· Fachbeitrag · Sozialrecht
Mann-zu-Frau-Transidentität: Krankenhaus ohne Gynäkologie darf Folge-OP abrechnen
von RA Dr. Matthias Losert, Berlin, matthias-losert.de
| Ein Krankenhaus ohne eigene gynäkologische Abteilung darf bei einer Patientin mit Mann-zu-Frau-Transidentität einen Folgeeingriff nach der geschlechtsangleichenden Operation durchführen und diesen gegenüber der gesetzlichen Krankenkasse abrechnen. Entscheidend ist dabei nicht allein der behördliche Versorgungsauftrag, sondern auch die ursprüngliche biologische Zuordnung der operierten Geschlechtsorgane (Sozialgericht [SG] Berlin, Urteil vom 13.09.2021, Az. S 56 KR 3604/18). |
Der Fall
Ein Mann hatte sich im Jahr 2013 zu einer Frau umoperieren lassen. Fünf Jahre später ließ er sich erneut in einem Krankenhaus behandeln, da eine Neuanlage der Neovagina medizinisch erforderlich geworden war. Das Krankenhaus hatte nur einen Versorgungsauftrag für Urologie, nicht aber für Gynäkologie. Die Operation wurde von einem Team aus Gynäkologen und Urologen durchgeführt und mit 4.216,87 Euro gegenüber der gesetzlichen Krankenkasse abgerechnet. Die Krankenkasse verweigerte die Bezahlung. Begründung: Diese Behandlung sei vom Versorgungsauftrag des Krankenhauses nicht umfasst.

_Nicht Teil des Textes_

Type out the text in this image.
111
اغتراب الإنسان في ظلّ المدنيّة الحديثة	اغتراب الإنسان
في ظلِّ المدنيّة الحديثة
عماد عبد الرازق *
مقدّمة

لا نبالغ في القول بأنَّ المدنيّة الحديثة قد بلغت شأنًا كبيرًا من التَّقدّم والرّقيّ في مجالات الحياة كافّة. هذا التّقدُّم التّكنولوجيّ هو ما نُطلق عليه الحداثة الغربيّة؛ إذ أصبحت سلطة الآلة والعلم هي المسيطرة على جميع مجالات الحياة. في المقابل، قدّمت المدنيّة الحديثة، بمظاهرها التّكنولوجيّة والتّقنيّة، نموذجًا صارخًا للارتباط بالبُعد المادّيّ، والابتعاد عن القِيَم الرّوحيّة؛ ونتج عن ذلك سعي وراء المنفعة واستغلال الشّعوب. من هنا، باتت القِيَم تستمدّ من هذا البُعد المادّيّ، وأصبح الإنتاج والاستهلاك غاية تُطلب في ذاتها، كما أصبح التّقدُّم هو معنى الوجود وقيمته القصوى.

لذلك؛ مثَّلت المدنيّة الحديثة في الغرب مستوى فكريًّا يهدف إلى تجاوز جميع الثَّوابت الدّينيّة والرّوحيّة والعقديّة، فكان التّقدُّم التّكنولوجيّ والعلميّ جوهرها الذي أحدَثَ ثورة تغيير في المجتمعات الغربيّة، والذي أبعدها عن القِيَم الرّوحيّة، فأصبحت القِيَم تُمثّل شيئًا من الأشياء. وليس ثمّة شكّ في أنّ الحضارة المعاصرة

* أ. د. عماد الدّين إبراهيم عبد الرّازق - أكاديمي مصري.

Das Krankenhaus erhob Zahlungsklage. Der Krankenhausträger trug vor, dass hier sowohl der gynäkologische als auch der urologische Versorgungsauftrag umfasst sei: Eine Entfernung des Penis, der Hoden und des Samenstrangs sowie die Bildung einer künstlichen Vagina aus dem Gewebe des Hodensacks seien urologische Eingriffe an einem biologischen Mann. Das gelte, so der Krankenträger ‒ auch für die Folgeoperationen. Es läge auch bei einer entgegenstehenden personenstandsrechtlichen Einordnung eine männliche Anatomie vor, deren genaue Kenntnis für den Erfolg der Operation maßgeblich sei. Das Gericht gab der Klage statt und verurteilte die beklagte Krankenkasse zur Leistung.